I am not suggesting that the political situation in Ghana is as volatile and as destabilising as that currently in Kenya. Ghana has a long tradition of political tolerance and while there is periodic violence at election times involving hotheads of various party persuasions, generally stability quickly returns; in short, democracy is respected and triumphs at election times.
Nevertheless, youth unemployment is a major political problem in Ghana, and has been for many years. Yet, as the GSS recently reported, youth unemployment is becoming more pronounced and seemingly intractable, with NEET on the increase.
The situation has worsened in recent decades, as Ghana has opened up its economy to global competition. Over the last few decades, in addition, corruption is said to have expanded greatly, both in relation to the range of people involved and to the sums being diverted into private hands from state resources.
The current situation in Kenya reveals that young people are protesting against what they see as intolerable existential conditions.
Many regard the Church and government in cahoots, each benefiting from prevailing conditions. Consequently, many young people feel they are denied a proper start to adult life, including the opportunity to marry and have a family because of their poor financial position and employment prospects.
Church/state
In Ghana, while the Church provides employment opportunities, including to the youth, it is not adequate given its potential. To improve youth unemployment, the Church could work more closely with government to create jobs and engage in skills development to improve the chances of their young members to get jobs.
Many Ghanaians, not only among the young, see a close relationship between Church and government. For many pastors, it is an extension of prosperity thinking to be seen in high profile political company; there are pecuniary and other advantages too. Many pastors, it is said, travel on diplomatic passports.

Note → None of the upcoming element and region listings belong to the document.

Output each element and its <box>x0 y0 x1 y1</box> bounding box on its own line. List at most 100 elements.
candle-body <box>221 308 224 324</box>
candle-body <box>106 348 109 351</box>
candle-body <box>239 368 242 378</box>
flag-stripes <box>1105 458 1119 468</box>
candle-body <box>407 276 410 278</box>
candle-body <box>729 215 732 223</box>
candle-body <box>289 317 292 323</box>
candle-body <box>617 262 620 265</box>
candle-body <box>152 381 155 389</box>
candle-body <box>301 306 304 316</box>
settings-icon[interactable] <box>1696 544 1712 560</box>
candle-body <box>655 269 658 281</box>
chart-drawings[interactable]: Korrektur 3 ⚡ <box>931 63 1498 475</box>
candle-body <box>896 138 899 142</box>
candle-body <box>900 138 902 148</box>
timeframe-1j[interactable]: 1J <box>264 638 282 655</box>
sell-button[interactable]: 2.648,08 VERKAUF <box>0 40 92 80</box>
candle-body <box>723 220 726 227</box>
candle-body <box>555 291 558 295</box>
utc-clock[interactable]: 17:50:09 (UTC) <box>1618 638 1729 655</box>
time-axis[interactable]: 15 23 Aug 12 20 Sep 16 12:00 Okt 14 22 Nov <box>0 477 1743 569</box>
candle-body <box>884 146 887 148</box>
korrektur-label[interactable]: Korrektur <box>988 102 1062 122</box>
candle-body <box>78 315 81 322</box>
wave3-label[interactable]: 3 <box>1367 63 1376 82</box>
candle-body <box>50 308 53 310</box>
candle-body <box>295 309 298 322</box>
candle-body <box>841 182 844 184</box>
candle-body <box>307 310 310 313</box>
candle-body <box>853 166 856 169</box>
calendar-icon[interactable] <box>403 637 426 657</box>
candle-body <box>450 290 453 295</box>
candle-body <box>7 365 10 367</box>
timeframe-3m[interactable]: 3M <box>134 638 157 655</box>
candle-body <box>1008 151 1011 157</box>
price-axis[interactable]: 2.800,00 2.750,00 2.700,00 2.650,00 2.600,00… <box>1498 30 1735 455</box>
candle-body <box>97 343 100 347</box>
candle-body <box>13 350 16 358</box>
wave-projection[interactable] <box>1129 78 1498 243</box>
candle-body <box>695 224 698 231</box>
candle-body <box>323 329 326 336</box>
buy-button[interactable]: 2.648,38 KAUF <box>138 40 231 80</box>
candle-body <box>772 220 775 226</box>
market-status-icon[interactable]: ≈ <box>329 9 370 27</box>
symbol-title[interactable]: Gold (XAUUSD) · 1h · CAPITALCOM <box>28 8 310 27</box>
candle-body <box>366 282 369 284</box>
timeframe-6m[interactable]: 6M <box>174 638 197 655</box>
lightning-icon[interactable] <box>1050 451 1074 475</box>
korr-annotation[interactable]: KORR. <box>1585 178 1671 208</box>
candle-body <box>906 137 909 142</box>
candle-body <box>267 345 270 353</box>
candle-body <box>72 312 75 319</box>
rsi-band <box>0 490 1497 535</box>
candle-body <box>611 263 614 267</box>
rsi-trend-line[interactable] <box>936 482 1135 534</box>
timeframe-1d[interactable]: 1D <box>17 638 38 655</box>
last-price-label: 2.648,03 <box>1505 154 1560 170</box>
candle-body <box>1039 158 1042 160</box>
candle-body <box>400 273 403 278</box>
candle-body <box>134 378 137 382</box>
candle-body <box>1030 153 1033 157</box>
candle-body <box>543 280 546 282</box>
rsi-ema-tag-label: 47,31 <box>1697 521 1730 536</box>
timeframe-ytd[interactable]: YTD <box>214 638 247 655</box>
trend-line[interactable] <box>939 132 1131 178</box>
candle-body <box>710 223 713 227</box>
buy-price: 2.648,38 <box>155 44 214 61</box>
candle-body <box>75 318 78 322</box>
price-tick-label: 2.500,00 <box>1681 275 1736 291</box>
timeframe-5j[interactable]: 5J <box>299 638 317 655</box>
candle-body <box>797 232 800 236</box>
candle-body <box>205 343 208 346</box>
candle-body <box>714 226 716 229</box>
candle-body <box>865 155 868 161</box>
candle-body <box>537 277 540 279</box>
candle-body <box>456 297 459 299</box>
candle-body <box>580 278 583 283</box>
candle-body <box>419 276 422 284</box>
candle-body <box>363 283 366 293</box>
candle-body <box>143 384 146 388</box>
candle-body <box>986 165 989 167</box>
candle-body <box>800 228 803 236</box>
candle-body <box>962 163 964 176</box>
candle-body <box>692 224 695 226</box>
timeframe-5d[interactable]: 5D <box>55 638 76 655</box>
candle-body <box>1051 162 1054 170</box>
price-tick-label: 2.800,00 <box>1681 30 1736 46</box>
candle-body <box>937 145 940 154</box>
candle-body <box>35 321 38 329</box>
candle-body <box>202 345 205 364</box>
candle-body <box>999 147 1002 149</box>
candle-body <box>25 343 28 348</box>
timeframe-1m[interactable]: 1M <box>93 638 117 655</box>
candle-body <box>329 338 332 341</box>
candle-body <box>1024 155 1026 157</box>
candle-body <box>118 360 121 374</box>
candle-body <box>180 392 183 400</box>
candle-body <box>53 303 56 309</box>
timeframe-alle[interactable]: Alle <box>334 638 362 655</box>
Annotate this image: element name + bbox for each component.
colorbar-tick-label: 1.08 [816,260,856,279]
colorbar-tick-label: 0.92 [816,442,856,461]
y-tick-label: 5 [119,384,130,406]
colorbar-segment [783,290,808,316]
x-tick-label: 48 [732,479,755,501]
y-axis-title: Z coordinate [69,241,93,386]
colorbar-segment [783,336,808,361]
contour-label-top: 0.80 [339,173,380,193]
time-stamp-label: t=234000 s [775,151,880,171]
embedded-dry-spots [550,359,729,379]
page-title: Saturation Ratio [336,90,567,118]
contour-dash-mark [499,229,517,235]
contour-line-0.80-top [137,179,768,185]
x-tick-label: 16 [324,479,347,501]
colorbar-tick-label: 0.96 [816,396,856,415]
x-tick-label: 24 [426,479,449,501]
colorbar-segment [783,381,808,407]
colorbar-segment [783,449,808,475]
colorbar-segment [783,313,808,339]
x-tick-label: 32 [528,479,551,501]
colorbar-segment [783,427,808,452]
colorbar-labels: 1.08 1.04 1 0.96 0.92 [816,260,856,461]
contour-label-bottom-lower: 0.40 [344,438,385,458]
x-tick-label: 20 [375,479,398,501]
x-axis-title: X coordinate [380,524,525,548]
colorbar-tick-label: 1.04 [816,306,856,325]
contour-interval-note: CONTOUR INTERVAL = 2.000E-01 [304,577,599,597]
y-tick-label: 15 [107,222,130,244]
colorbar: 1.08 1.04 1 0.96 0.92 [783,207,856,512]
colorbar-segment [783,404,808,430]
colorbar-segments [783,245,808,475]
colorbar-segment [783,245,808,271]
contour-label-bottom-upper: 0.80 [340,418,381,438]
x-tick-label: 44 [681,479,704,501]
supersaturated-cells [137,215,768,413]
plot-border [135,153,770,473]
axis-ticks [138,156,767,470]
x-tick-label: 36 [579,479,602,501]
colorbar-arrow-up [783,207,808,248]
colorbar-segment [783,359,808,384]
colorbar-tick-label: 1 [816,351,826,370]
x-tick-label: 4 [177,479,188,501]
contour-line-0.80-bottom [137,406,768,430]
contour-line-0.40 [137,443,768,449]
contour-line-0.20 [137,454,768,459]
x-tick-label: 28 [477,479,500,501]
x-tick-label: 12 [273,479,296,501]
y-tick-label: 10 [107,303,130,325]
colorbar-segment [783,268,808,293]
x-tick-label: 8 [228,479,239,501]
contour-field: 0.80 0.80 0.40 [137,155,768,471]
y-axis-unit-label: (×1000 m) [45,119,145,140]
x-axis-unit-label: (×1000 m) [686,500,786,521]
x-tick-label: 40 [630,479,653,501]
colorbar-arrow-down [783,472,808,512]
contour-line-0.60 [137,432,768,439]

If the recent events in Kenya are anything to go by, then it is not a good idea for there to be ‘too close’ relations between Church and government, even in a Christian-majority country such as Ghana. When people begin to see the
Church as part of the problem and not the solution then the Church begins to lose its authority and people look elsewhere for their spiritual succour.
The writer is an Emeritus Professor of Politics, London Metropolitan University, UK.